Residence Life Adds New Faces

June 24, 2004

Applying for jobs during his senior year at James Madison University, Guillermo Ubilla realized that what he was going to miss most about leaving college were not his computer science classes — the field in which he majored and was about to enter in the career world — but the interaction with other students and the residence life staff.

“I knew I would not be happy unless I was doing something that I was passionate about,” said Ubilla, who will begin as the director of residence life at Mary Baldwin University in July.

After that fateful decision, Ubilla earned his Masters of Education in counseling psychology from JMU and accepted a position as the living and learning coordinator at Shenandoah University in Winchester, Virginia. For the past year, Ubilla served as Shenandoah’s director of residence life. He was born and lived briefly in Ecuador, and spent time growing up in Texas, Alabama, and Virginia, among other states.

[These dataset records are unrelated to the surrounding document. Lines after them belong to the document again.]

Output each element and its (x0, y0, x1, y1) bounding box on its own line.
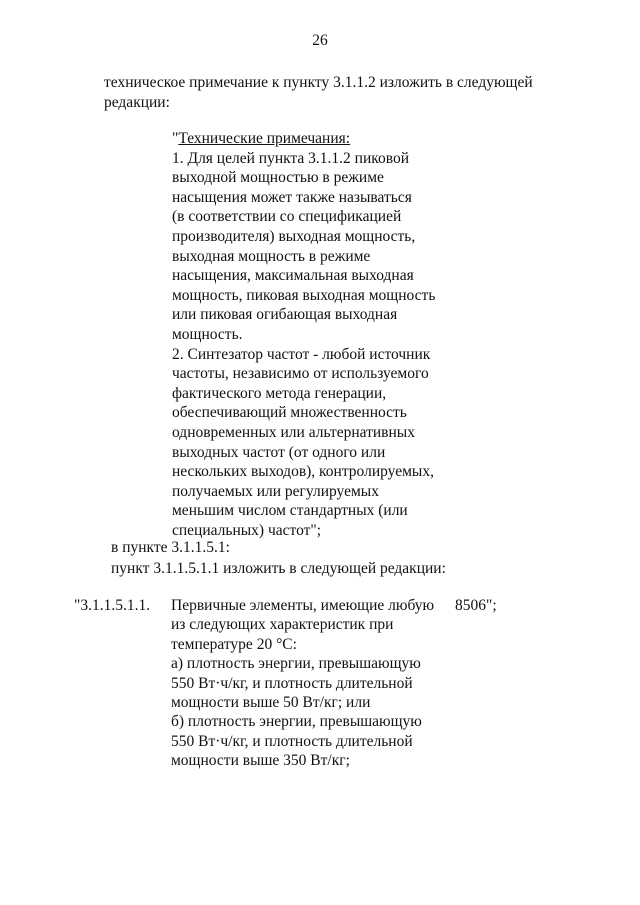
note-line: частоты, независимо от используемого (172, 365, 429, 383)
note-line: нескольких выходов), контролируемых, (172, 463, 434, 481)
note-line: 2. Синтезатор частот - любой источник (172, 345, 431, 363)
item-line: Первичные элементы, имеющие любую (171, 597, 435, 614)
note-line: 1. Для целей пункта 3.1.1.2 пиковой (172, 149, 409, 167)
technical-notes-title: Технические примечания: (178, 130, 351, 147)
note-line: получаемых или регулируемых (172, 482, 379, 500)
item-line: б) плотность энергии, превышающую (171, 713, 422, 731)
note-line: меньшим числом стандартных (или (172, 502, 408, 520)
note-line: выходных частот (от одного или (172, 443, 386, 461)
item-line: температуре 20 °С: (171, 635, 297, 653)
note-line: или пиковая огибающая выходная (172, 306, 398, 324)
note-line: насыщения может также называться (172, 188, 412, 206)
note-line: насыщения, максимальная выходная (172, 267, 414, 285)
note-line: производителя) выходная мощность, (172, 227, 416, 245)
technical-notes-heading (172, 129, 472, 149)
note-line: фактического метода генерации, (172, 384, 387, 402)
page-number: 26 (312, 32, 328, 49)
item-line: мощности выше 50 Вт/кг; или (171, 694, 371, 712)
note-line: мощность. (172, 325, 243, 343)
note-line: выходной мощностью в режиме (172, 169, 384, 187)
note-line: одновременных или альтернативных (172, 423, 415, 441)
note-line: обеспечивающий множественность (172, 404, 407, 422)
amendment-line: в пункте 3.1.1.5.1: (111, 539, 230, 556)
note-line: специальных) частот"; (172, 521, 322, 539)
item-line: 550 Вт·ч/кг, и плотность длительной (171, 674, 413, 692)
item-line: мощности выше 350 Вт/кг; (171, 752, 350, 770)
tnved-code: 8506"; (455, 597, 497, 614)
opening-quote: " (172, 130, 179, 147)
note-line: выходная мощность в режиме (172, 247, 371, 265)
technical-notes-block (172, 129, 472, 540)
item-description (171, 596, 461, 771)
item-line: а) плотность энергии, превышающую (171, 655, 421, 673)
intro-paragraph: техническое примечание к пункту 3.1.1.2 изложить в следующей (104, 74, 533, 91)
item-line: из следующих характеристик при (171, 616, 394, 634)
note-line: мощность, пиковая выходная мощность (172, 286, 436, 304)
item-line: 550 Вт·ч/кг, и плотность длительной (171, 732, 413, 750)
amendment-line: пункт 3.1.1.5.1.1 изложить в следующей редакции: (111, 560, 446, 577)
intro-paragraph-continuation: редакции: (104, 94, 170, 111)
note-line: (в соответствии со спецификацией (172, 208, 402, 226)
item-code: "3.1.1.5.1.1. (74, 597, 151, 614)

Ubilla’s approach to residence life is to make a clear distinction between housing students and operating a hotel. “Anyone can give people a room with a bed to sleep in and some amenities. At a college, it is really more about extending the educational and community aspects to show students that they can learn — about interests, cultures, service — while in their dorms, too.”

Shenandoah University created four Living and Learning Communities — one each for music, leadership, living well, and international interests — during Ubilla’s tenure at the school. The intent was to group students with similar interests so they would be there to encourage each other, complete service projects, and share their interests with the rest of campus. “It has added value to the residence life experience,” he said.

Greg Meek, associate dean of student life, said Ubilla’s experience with themed housing and living-learning communities and his compassion for students helped him stand out from the pool of about 25 applicants, five of whom were male. Ubilla will be the first man to hold his position at the college, a factor that the search committee took seriously but did not use to determine the top candidate, Meek said.

“We received applications from as far away as Oregon, and his qualifications and devotion to the students set him apart,” Meek added.

Keli Diewald ’01, the residence life director for two years, left the position at the end of June to become a third grade teacher for Scotland County Schools in North Carolina.

A staff advisor for the Student Government Association and Omicron Delta Kappa at Shenandoah, Ubilla hopes to continue working with student clubs and conducting professional research while at Mary Baldwin.

“Being connected with students while they are developing their interests is a big part of the job,” he said.

Melinda S. Brown, a former residence life employee at Shenandoah University, Oregon State University and Saint Mary’s College of Indiana, was named the new associate director of residence life and freshman services. She earned her bachelor’s degree from Sweet Briar College and her master of education degree from Oregon State.